BiologicalRecordsCentre / record-cleaner-rules

NBN RecordCleaner rules used for automated species verification
0 stars 0 forks source link

Questions arising from phenology stage termlists #10

Open kitenetter opened 2 months ago

kitenetter commented 2 months ago

Csv files for the "mature" stage termlists are in a folder structure under: W:\PYWELL_SHARED\Pywell Projects\BRC\_BRC_projects\NCEA work 2023-24\Record cleaner redevelopment\stage terms

Questions for our next review meeting:

  1. [question over folder names, answered by Robin]
  2. Rename Larger Brachycera RS to Soldierflies and Allies Recording Scheme
  3. Rename Orthopteroids as Grasshoppers and Allies?
  4. Should we include “not recorded” in the list of synonyms for “mature”? At the moment I have done so.
  5. Are there any options for dealing with records that may have multiple custom attributes that refer to stages, e.g. for dragonflies (Ad:1|Co:0|Em:0|Ex:0|La:0|Ov:0) and herpetofauna (adult:1|spawn/egg:1300+|tadpoles/larvae:500+)?

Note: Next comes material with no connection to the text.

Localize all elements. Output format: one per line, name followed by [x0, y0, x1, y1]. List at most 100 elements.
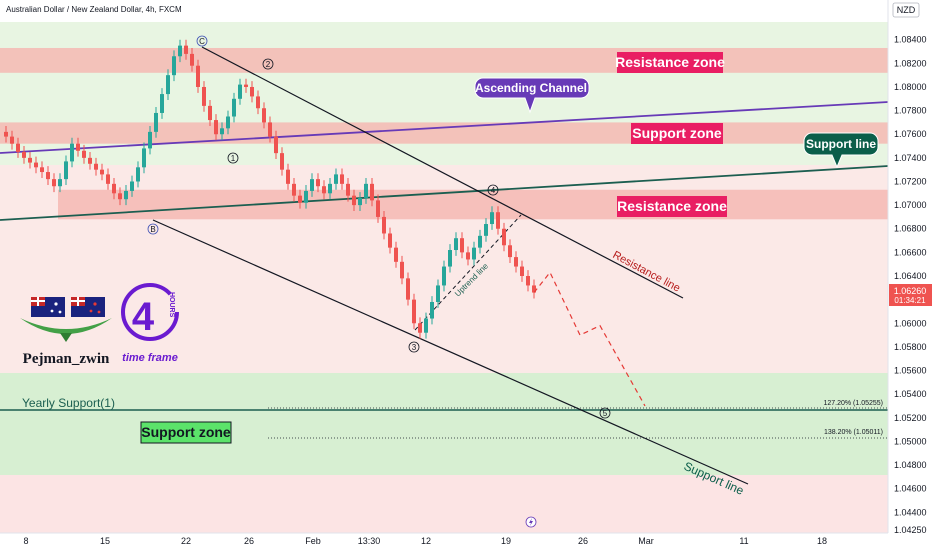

This will be an issue for applying rules to Indicia, but may not be an issue for the rule cleaner web service.
  6. Do we have any options for dealing with stage/abundance combined, e.g. lots from Birdtrack have “flowering:230”, “flowering:5” etc. etc.
  7. Zero abundance records – can they be excluded?
  8. Are there any options for highlighting inappropriate stage terms, e.g. “flowering” butterflies?
  9. Can we flag records with unrecognised stages as “no checks available for this stage term”?
  10. What if a scheme wants to apply one set of rules to all stages, can we do that or would we need to compile a termlist csv that includes all conceivable stage terms as "mature"?

@robin-hutchinson we probably need to resolve some of the above with Jim before transferring the csv files into github.

kitenetter commented 1 month ago

Answers: 2 & 3: go ahead with re-naming

4: fine to include "not recorded" as a synonym, so no change needed to the current files.

5 & 6: we can't cater for all special cases within record cleaner, so this will be the responsibility of the users to format their data in an appropriate way (we can advise on this in the guidance)

7: up the users to avoid trying to check zero abundance records as this is not meaningful.

8 & 9: these should be correctly handled within the system - such records would fail to match a rule for phenology and messages would be generated.

10: this can be catered for by using an asterisk wildcard in the "stage" column (in place of "mature") in the periodwithinyear.csv files - will add a new issue for this.

We agreed that it is best not to add stage_synonym.csv files to github for rules that don't need them. @robin-hutchinson this means that you can ignore the csv files the in server subfolder "not needed_no phenology rules".

The stage_synonym.csv files can now be copied into github, and once that is done this issue can be closed.

robin-hutchinson commented 1 month ago

Grasshoppers and Soldierflies renamed, stage_synonym files added!